Exchange 2007 – 64-bit Impact

Jimmy tries to understand ironingStu asked a very interesting question in response to my last post:

The risk for any new product as you mention is that of the unforeseen critical bugs generally addressed within the first few months after wide scale deployments. For Exchange 2007 I’d be interested in reading your views on what the risks are, if any, in this new release from running on 64bit OS through to the new product architecture.

The move to 64-bit clearly has built into it a set of risks of bugs. The key question is whether they are Exchange 2007 risks, Windows 2003 64-bit risks.

If they are Exchange 2007 risks then they are very new.

If they are Windows 2003 64-bit risks then they have been around for a while.

Windows 2003 64-bit has been running 64-bit applications for some time already; SQL Server 2005 was released in January 2006 for instance. Windows 2003 64-bit has been around since the middle of 2005. So the risks of there being a show-stopper in the critical memory and storage subsystems are likely to be quite. They should have probably been uncovered already. Although, having said that, I would be surprised if the Windows 2003 64-bit systems already deployed support anything like the 130 million existing Exchange population.

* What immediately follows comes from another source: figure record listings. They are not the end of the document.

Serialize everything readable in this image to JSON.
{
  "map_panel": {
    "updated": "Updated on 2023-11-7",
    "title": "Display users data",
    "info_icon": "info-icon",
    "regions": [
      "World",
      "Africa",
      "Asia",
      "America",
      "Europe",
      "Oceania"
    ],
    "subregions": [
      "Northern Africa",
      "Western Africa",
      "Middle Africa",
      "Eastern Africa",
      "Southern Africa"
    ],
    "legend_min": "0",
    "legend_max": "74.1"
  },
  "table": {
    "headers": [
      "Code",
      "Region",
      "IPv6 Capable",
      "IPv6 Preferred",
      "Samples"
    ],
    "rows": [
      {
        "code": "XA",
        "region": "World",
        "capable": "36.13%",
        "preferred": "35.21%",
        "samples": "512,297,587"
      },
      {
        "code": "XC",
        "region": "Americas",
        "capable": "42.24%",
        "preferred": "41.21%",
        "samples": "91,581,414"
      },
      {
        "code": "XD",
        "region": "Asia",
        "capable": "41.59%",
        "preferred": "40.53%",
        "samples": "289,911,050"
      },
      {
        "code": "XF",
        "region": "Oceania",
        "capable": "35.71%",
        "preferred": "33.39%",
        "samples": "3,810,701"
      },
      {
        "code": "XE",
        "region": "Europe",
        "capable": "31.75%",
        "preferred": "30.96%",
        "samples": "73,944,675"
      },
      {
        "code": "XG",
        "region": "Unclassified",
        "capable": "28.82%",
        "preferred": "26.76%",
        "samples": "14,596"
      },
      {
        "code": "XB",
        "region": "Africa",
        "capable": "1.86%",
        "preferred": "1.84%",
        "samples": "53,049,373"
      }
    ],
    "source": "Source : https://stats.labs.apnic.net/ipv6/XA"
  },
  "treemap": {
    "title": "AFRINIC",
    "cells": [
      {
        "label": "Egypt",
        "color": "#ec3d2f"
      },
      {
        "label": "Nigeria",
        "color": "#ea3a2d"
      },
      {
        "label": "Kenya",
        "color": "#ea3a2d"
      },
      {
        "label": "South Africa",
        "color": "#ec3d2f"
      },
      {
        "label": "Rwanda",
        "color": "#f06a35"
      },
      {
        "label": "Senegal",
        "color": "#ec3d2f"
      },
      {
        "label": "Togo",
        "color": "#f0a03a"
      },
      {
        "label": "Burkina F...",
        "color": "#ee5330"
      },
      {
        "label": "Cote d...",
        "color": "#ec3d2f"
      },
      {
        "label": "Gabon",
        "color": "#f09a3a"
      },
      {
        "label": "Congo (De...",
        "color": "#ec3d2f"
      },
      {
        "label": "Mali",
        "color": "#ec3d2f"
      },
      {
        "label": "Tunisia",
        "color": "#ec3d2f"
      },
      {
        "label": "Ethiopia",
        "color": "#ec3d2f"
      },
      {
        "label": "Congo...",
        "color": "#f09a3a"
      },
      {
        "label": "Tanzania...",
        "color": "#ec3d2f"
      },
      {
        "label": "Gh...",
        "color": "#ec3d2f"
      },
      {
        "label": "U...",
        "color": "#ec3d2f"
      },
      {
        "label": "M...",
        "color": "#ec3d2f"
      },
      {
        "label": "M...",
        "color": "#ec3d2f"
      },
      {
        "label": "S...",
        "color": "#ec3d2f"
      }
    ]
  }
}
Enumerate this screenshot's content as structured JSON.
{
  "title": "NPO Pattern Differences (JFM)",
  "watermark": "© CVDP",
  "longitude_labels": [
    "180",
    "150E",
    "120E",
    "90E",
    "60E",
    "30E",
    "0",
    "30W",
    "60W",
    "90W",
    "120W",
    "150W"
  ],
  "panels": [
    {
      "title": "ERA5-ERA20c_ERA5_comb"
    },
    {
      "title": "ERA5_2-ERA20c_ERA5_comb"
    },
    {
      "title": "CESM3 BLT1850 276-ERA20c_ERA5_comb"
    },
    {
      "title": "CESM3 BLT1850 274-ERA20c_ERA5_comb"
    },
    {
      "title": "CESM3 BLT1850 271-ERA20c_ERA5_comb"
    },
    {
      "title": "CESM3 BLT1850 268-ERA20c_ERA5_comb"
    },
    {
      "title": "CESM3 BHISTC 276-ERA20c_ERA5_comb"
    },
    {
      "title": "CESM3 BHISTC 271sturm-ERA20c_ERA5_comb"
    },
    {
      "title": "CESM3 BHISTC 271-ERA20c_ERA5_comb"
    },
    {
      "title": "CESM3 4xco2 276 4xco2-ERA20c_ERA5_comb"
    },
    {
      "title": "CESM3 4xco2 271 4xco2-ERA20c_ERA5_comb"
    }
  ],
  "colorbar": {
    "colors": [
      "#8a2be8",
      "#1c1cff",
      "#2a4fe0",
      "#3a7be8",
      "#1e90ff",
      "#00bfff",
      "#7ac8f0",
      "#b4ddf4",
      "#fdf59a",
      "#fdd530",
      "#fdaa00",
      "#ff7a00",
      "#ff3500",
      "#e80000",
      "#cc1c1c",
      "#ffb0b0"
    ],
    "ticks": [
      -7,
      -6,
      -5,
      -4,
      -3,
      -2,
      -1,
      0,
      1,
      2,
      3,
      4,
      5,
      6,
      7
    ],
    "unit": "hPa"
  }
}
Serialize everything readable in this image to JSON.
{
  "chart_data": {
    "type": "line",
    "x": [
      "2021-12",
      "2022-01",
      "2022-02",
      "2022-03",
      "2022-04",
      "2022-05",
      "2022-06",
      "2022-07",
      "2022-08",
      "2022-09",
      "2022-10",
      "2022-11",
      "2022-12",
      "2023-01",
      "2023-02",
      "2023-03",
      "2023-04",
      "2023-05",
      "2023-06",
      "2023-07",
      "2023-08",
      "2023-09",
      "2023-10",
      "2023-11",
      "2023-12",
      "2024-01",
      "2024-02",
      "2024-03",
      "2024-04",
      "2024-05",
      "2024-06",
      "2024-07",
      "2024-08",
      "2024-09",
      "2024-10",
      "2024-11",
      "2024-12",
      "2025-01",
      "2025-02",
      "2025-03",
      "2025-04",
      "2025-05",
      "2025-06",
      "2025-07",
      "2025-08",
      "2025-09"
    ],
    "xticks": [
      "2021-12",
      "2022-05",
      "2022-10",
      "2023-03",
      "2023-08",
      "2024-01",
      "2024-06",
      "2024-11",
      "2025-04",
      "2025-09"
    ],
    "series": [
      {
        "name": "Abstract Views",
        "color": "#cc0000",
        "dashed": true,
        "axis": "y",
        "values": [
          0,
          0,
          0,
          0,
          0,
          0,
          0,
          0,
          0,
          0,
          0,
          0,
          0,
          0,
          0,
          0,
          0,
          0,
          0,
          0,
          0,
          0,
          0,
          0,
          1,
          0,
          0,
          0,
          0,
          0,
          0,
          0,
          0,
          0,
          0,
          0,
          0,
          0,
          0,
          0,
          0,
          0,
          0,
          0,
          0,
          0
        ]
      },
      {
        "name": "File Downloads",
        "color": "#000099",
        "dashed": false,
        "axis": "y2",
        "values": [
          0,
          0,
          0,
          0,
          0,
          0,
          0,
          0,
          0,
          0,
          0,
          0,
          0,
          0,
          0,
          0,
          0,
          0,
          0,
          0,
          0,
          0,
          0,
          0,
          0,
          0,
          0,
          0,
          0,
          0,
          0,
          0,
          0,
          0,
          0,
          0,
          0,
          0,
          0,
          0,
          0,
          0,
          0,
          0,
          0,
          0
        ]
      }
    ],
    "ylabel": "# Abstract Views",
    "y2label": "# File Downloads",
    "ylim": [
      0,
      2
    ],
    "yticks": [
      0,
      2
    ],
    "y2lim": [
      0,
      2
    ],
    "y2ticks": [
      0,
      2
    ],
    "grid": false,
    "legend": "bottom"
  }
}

It is the interaction of the Jet database with the memory and storage subsystems that have given Exchange the biggest problems in recent times.

So if we can have some level of confidence that the memory and storage subsystems are sound, what about the database itself?

I don’t know, but I suspect that the development team have been in the process of removing code here, rather than adding it in. The Exchange database had to perform all sorts of tricks to operate within the constraints of the 32-bit platform, a limitation that is not longer there. If the code has become simpler then it can probably be relied on even more, but now I sound like I’ve taken the cool-aid.

My perception is that overall the move to 64-bit will make life a lot simpler, it does however have a significant set of risks associated with it.